In a 2013 animal study co-authored by Mirken and Stegh, it was discovered that spherical nucleic acids once they reach the brain have a selective preference for tumor cells over normal cells perhaps due to leaky vessels damaged by the tumors. They discovered using this drug delivery system reduced tumor progression and drastically increased survival rates.

“If you combine nanotechnology with gene technology,” says Mirken, “you can selectively knock down genes that are at elevated levels in tumor cells you can make those cells more prone to cell damage or apoptosis or apply chemotherapeutics. The ability to get these drugs across the blood-brain barrier is really important in terms of treating not only diseases like glioblastoma but we can begin to think about treating all sorts of other neurodegenerative diseases including Parkinson’s, Alzheimer’s disease, maybe even Huntington’s disease.”

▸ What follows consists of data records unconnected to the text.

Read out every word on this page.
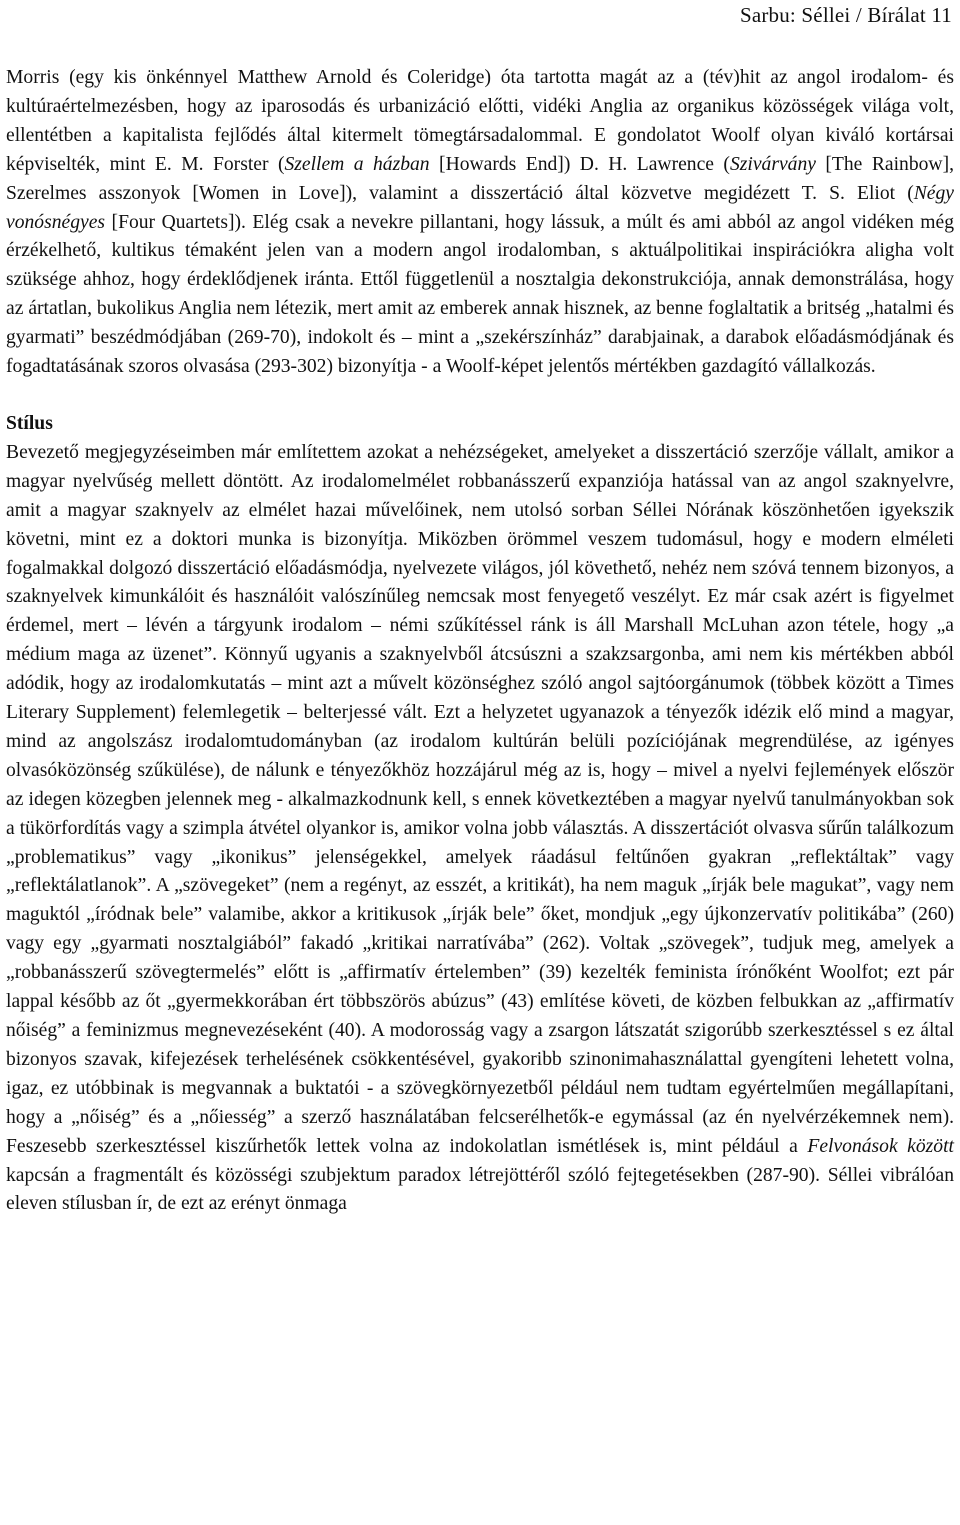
Sarbu: Séllei / Bírálat 11

Morris (egy kis önkénnyel Matthew Arnold és Coleridge) óta tartotta magát az a (tév)hit az angol irodalom- és kultúraértelmezésben, hogy az iparosodás és urbanizáció előtti, vidéki Anglia az organikus közösségek világa volt, ellentétben a kapitalista fejlődés által kitermelt tömegtársadalommal. E gondolatot Woolf olyan kiváló kortársai képviselték, mint E. M. Forster (Szellem a házban [Howards End]) D. H. Lawrence (Szivárvány [The Rainbow], Szerelmes asszonyok [Women in Love]), valamint a disszertáció által közvetve megidézett T. S. Eliot (Négy vonósnégyes [Four Quartets]). Elég csak a nevekre pillantani, hogy lássuk, a múlt és ami abból az angol vidéken még érzékelhető, kultikus témaként jelen van a modern angol irodalomban, s aktuálpolitikai inspirációkra aligha volt szüksége ahhoz, hogy érdeklődjenek iránta. Ettől függetlenül a nosztalgia dekonstrukciója, annak demonstrálása, hogy az ártatlan, bukolikus Anglia nem létezik, mert amit az emberek annak hisznek, az benne foglaltatik a britség „hatalmi és gyarmati” beszédmódjában (269-70), indokolt és – mint a „szekérszínház” darabjainak, a darabok előadásmódjának és fogadtatásának szoros olvasása (293-302) bizonyítja - a Woolf-képet jelentős mértékben gazdagító vállalkozás.

Stílus

Bevezető megjegyzéseimben már említettem azokat a nehézségeket, amelyeket a disszertáció szerzője vállalt, amikor a magyar nyelvűség mellett döntött. Az irodalomelmélet robbanásszerű expanziója hatással van az angol szaknyelvre, amit a magyar szaknyelv az elmélet hazai művelőinek, nem utolsó sorban Séllei Nórának köszönhetően igyekszik követni, mint ez a doktori munka is bizonyítja. Miközben örömmel veszem tudomásul, hogy e modern elméleti fogalmakkal dolgozó disszertáció előadásmódja, nyelvezete világos, jól követhető, nehéz nem szóvá tennem bizonyos, a szaknyelvek kimunkálóit és használóit valószínűleg nemcsak most fenyegető veszélyt. Ez már csak azért is figyelmet érdemel, mert – lévén a tárgyunk irodalom – némi szűkítéssel ránk is áll Marshall McLuhan azon tétele, hogy „a médium maga az üzenet”. Könnyű ugyanis a szaknyelvből átcsúszni a szakzsargonba, ami nem kis mértékben abból adódik, hogy az irodalomkutatás – mint azt a művelt közönséghez szóló angol sajtóorgánumok (többek között a Times Literary Supplement) felemlegetik – belterjessé vált. Ezt a helyzetet ugyanazok a tényezők idézik elő mind a magyar, mind az angolszász irodalomtudományban (az irodalom kultúrán belüli pozíciójának megrendülése, az igényes olvasóközönség szűkülése), de nálunk e tényezőkhöz hozzájárul még az is, hogy – mivel a nyelvi fejlemények először az idegen közegben jelennek meg - alkalmazkodnunk kell, s ennek következtében a magyar nyelvű tanulmányokban sok a tükörfordítás vagy a szimpla átvétel olyankor is, amikor volna jobb választás. A disszertációt olvasva sűrűn találkozum „problematikus” vagy „ikonikus” jelenségekkel, amelyek ráadásul feltűnően gyakran „reflektáltak” vagy „reflektálatlanok”. A „szövegeket” (nem a regényt, az esszét, a kritikát), ha nem maguk „írják bele magukat”, vagy nem maguktól „íródnak bele” valamibe, akkor a kritikusok „írják bele” őket, mondjuk „egy újkonzervatív politikába” (260) vagy egy „gyarmati nosztalgiából” fakadó „kritikai narratívába” (262). Voltak „szövegek”, tudjuk meg, amelyek a „robbanásszerű szövegtermelés” előtt is „affirmatív értelemben” (39) kezelték feminista írónőként Woolfot; ezt pár lappal később az őt „gyermekkorában ért többszörös abúzus” (43) említése követi, de közben felbukkan az „affirmatív nőiség” a feminizmus megnevezéseként (40). A modorosság vagy a zsargon látszatát szigorúbb szerkesztéssel s ez által bizonyos szavak, kifejezések terhelésének csökkentésével, gyakoribb szinonimahasználattal gyengíteni lehetett volna, igaz, ez utóbbinak is megvannak a buktatói - a szövegkörnyezetből például nem tudtam egyértelműen megállapítani, hogy a „nőiség” és a „nőiesség” a szerző használatában felcserélhetők-e egymással (az én nyelvérzékemnek nem). Feszesebb szerkesztéssel kiszűrhetők lettek volna az indokolatlan ismétlések is, mint például a Felvonások között kapcsán a fragmentált és közösségi szubjektum paradox létrejöttéről szóló fejtegetésekben (287-90). Séllei vibrálóan eleven stílusban ír, de ezt az erényt önmaga
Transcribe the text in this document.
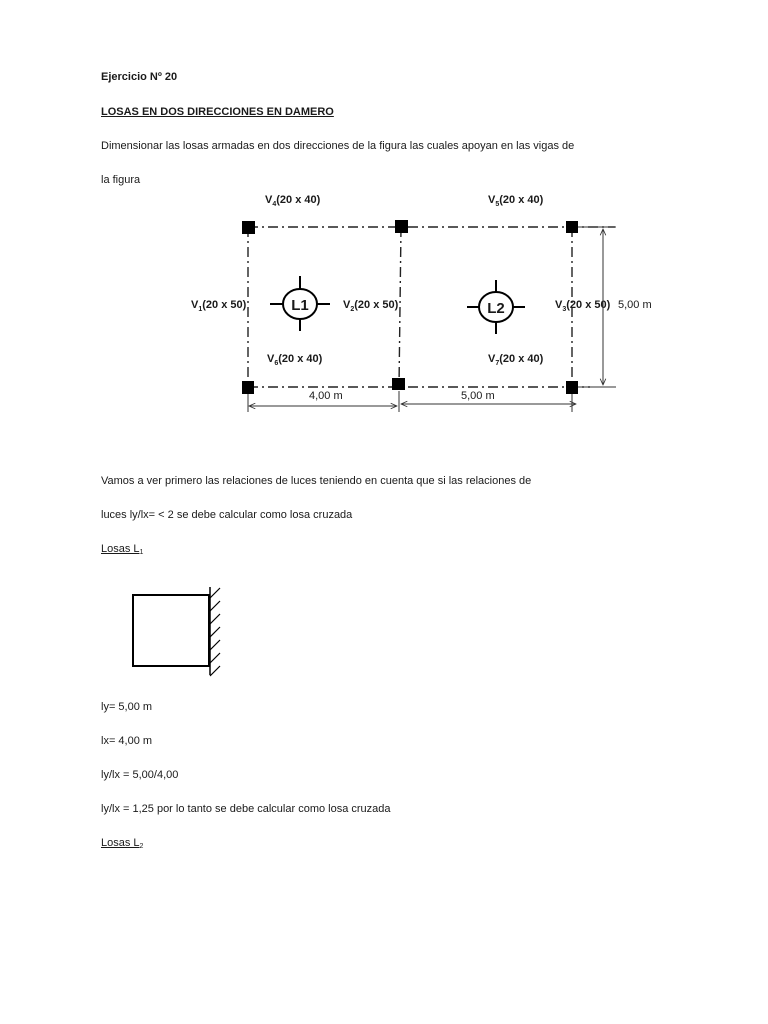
Ejercicio Nº 20
LOSAS EN DOS DIRECCIONES EN DAMERO
Dimensionar las losas armadas en dos direcciones de la figura las cuales apoyan en las vigas de
la figura
L1	L2
$V_4(20$ x 40)	$V_5(20$ x 40)
$V_1(20$ x 50)	$V_2(20$ x 50)	$V_3(20$ x 50)
$V_6(20$ x 40)	$V_7(20$ x 40)
5,00 m
4,00 m	5,00 m
Vamos a ver primero las relaciones de luces teniendo en cuenta que si las relaciones de
luces ly/lx= < 2 se debe calcular como losa cruzada
Losas $L_1$
ly= 5,00 m
lx= 4,00 m
ly/lx = 5,00/4,00
ly/lx = 1,25 por lo tanto se debe calcular como losa cruzada
Losas $L_2$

What is really unusual about this project is the unique collaboration between departments within Northwestern and that the drug is not being funded by a pharmaceutical company. “Without this unique collaboration,” says Jay Walsh, Northwestern University Vice President for Research, “and without that unique collaboration we would not have this technology moving so quickly from the laboratory into clinical use. We want to get the drug to patients as quickly as possible…to move the drug forward because there are patients with a disease with no current cure."